Apesar de tudo, com o passar dos anos, sob a designação “Reabilitação Urbana” foram cabendo conceitos diferentes e, por vezes, antagónicos. Hoje, quando um responsável político promete acções de “Reabilitação Urbana”, ficamos sem saber, em concreto, que critérios estarão por detrás destas ações. Ora, a prática atual mostra que muita Reabilitação, na realidade, não o é, ou então, sendo-o, incorre em erros do passado.
Exemplos recentes do que se convencionou chamar de “fachadismo”, assim como intervenções em que se descuram e eliminam os detalhes identitários (ver as fotos com o antes e o depois num edifício de Ponta Delgada), muitas vezes por mero desconhecimento, têm demonstrado um elevado risco de descaracterização dos centros históricos dos Açores a curto prazo.
Importa, pois, refletir sobre tudo isto, especialmente no momento atual, quando o ciclo económico é de retoma e quando o frenesim provocado pelo crescimento turístico motiva o interesse em recuperar edifícios antigos, quase sempre no sentido de se adaptarem a novas finalidades. Estaremos nós a fazer os investimentos corretos? E, se sim, serão estes investimentos realmente sustentáveis? Estaremos nós a respeitar os valores patrimoniais? Que efeitos colaterais poderão ter as intervenções? Que Reabilitação Urbana será a mais desejável para os Açores?

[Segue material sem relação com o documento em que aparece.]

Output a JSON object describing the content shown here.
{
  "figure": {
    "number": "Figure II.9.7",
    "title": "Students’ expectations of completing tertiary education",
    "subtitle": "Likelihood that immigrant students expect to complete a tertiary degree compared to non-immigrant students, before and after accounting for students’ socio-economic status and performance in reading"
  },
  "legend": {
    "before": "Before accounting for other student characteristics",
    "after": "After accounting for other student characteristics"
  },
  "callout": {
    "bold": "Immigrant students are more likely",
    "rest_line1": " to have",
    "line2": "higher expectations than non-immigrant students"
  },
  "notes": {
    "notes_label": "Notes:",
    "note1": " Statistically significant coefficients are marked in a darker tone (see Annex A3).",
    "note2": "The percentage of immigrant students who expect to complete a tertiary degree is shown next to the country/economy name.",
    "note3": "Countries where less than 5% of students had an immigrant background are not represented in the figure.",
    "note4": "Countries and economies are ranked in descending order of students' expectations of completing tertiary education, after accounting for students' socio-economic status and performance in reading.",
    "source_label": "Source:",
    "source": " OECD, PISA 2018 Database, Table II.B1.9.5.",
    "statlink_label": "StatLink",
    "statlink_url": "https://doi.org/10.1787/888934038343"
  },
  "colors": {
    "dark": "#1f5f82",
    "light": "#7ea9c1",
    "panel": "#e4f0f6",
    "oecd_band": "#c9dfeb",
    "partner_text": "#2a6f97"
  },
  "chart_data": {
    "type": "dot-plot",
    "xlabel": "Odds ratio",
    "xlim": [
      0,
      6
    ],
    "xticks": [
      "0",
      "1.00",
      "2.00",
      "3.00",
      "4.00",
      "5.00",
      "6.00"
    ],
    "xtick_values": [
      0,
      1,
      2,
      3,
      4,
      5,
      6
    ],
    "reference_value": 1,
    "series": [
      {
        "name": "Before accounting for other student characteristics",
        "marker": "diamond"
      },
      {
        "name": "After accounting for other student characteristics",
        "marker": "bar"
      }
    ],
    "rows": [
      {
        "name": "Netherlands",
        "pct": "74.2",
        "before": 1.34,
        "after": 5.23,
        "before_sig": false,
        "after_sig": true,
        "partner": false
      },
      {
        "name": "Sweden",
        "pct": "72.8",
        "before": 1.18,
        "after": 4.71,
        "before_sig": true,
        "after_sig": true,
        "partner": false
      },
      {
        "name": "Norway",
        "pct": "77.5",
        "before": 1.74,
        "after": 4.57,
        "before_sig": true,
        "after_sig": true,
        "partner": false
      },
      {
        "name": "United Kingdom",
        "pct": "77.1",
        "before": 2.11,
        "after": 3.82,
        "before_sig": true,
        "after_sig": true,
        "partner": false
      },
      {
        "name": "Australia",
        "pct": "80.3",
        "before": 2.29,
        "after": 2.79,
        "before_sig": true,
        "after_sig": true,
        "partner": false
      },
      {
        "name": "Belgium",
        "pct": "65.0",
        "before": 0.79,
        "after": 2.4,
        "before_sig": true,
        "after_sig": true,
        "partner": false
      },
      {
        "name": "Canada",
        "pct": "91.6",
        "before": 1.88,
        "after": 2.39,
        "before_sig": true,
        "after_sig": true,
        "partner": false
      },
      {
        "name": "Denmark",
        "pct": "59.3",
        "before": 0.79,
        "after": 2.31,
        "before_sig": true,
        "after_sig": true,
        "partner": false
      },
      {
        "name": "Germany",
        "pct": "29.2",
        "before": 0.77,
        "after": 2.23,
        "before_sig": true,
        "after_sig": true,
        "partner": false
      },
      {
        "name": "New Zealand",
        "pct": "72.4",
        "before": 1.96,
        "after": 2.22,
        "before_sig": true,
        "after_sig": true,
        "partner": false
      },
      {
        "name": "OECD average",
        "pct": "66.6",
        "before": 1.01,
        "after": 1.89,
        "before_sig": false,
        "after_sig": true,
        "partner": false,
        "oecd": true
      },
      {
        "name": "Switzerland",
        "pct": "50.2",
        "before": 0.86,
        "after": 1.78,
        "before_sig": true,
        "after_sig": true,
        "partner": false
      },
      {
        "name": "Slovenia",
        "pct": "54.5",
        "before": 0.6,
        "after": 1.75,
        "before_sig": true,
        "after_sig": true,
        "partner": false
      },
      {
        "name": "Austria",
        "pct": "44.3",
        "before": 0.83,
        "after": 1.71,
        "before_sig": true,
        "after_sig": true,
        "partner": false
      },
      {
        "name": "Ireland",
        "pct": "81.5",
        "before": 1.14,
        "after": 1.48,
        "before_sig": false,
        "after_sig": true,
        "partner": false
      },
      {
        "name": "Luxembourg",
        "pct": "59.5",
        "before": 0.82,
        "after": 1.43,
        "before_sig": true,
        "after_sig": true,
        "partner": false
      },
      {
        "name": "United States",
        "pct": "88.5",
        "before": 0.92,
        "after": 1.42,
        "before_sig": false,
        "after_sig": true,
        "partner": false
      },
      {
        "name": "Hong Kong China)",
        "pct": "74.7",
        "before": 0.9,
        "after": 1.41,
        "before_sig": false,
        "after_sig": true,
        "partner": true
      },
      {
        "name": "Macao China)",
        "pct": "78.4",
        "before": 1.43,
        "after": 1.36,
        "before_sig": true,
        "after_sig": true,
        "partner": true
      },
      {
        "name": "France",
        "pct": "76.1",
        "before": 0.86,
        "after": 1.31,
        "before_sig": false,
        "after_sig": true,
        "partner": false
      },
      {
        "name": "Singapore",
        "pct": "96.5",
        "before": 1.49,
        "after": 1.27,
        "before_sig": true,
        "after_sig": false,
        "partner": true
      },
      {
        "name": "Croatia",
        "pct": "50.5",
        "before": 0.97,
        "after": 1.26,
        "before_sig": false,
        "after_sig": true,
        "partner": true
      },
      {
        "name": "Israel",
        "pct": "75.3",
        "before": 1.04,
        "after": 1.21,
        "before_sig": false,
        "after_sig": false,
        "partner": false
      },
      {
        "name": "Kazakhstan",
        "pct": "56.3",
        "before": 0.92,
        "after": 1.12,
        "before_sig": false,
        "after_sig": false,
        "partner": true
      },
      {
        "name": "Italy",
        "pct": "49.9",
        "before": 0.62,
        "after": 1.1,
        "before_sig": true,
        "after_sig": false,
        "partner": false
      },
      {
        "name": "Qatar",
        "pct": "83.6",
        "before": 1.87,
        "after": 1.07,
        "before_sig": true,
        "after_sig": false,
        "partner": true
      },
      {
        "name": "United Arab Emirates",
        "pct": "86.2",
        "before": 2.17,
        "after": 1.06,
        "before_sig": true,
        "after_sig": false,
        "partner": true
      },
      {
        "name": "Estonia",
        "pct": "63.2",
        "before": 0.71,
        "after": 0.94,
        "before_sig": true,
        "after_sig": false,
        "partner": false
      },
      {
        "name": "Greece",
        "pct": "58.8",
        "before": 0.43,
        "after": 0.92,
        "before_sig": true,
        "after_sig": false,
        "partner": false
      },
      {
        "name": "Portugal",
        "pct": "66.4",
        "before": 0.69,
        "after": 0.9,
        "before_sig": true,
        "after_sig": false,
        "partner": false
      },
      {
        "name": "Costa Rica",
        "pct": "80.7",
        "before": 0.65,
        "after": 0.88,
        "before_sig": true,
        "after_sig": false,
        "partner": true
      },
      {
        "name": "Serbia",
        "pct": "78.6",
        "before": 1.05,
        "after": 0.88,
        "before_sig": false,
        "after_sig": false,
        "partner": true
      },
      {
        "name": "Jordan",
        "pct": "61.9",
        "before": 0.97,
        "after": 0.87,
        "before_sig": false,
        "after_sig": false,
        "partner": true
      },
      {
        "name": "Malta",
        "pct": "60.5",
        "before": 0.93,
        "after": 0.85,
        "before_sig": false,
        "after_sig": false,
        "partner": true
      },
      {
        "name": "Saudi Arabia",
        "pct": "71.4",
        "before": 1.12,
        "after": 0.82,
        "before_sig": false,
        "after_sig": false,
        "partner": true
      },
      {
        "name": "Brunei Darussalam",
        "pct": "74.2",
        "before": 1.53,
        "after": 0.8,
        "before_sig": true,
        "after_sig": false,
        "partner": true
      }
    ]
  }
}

No sentido de tentar responder a estas questões, entendi que seria oportuno reativar o curso livre de Restauro Urbano, que havia sido realizado em Lisboa e no Porto durante alguns anos, mas com um programa reformulado e adaptado à realidade actual da Reabilitação Urbana nos Açores, com os seus novos desafios e as suas novas ameaças. Realizar-se-á esta formação no Instituto Cultural de Ponta Delgada, nos dias 27 e 28 de outubro, 3 e 4 de novembro (sextas ao fim da tarde e sábados seguintes, todo o dia). A organização é da Associação Histórias Sábias.